On a chilly spring day, Slavitt stands in front of the Star Market at Somerville’s Twin Cities Plaza, a slowly sinking strip mall. A closed Mars Music store sits entombed at one end of the lot, its windows revealing a dark and empty interior. Drab storefronts advertise a Fleet Bank, Dunkin’ Donuts and SuperCuts. Shoppers carry grocery bags to their cars.
The writer-cum-candidate, sporting white sneakers, a black leather jacket and a baseball cap, accosts customers. “Excuse me sir, are you registered to vote in Somerville or Cambridge?”
He receives a near-endless parade of nasty looks and blank stares in response. The apathy of the U.S. voter is present in the Plaza this afternoon, and Slavitt is bearing the brunt of it.
Nevertheless, he pursues the passersby, limping after those who ignore his initial pleas. Slavitt is insistent, but not pushy. Many of the women he speaks to seem charmed by his one-liners and flattery. By the end of the afternoon, he has amassed his signature quota for the day.
Slavitt has chutzpah, and he surely needs it. The political task at hand is not a simple one—Slavitt is looking to uproot a six-term incumbent who is also a Cambridge city councillor. It doesn’t help that he’s running as a Republican, in a town that leans so far to the left some have dubbed it “The People’s Republic.”
“The idea of a Republican primary in Cambridge sounds Dadaist,” Slavitt admits. But, he says, in politics one never knows.
“[Toomey] could be hit by a bus,” he says. “An enormous bird could pick him up and take him to a...cliff in the Arabian nights. You don’t know. As God said to the guy who prayed for the lottery, be fair—buy a ticket.”
PORTRAIT OF THE POET
Slavitt is a combination of pomposity and sardonicism, a man who is smart, talented, funny—and knows it. He was raised in the affluent suburbs of Westchester, N.Y., the son of a prominent Manhattan lawyer. In his teens he shipped off to Phillips Academy in Andover, Mass., matriculating at Yale College in 1952.

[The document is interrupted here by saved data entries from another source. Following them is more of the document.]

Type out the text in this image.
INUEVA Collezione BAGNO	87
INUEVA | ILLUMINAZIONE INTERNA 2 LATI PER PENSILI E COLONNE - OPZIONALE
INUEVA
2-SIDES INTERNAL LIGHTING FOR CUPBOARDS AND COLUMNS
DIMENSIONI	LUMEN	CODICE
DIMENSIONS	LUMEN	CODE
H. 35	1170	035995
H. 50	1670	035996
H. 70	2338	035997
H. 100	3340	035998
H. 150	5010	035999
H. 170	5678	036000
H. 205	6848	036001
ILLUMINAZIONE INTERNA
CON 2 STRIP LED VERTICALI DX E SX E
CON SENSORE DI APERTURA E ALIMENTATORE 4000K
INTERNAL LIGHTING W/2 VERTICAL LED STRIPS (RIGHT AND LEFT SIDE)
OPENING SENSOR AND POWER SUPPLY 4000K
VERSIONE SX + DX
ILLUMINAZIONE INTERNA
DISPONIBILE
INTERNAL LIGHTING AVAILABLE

As a Jewish student who attended elite Northeastern schools in the heyday of the Protestant Establishment, Slavitt faced prejudice growing up. When he applied for admission to Choate, a school representative calmly informed his parents that the year’s “Hebrew quota” had already been reached. Slavitt, a middle-schooler at the time, was in the room.
He remembers being angry, but now laughs at the irony he has lived to see.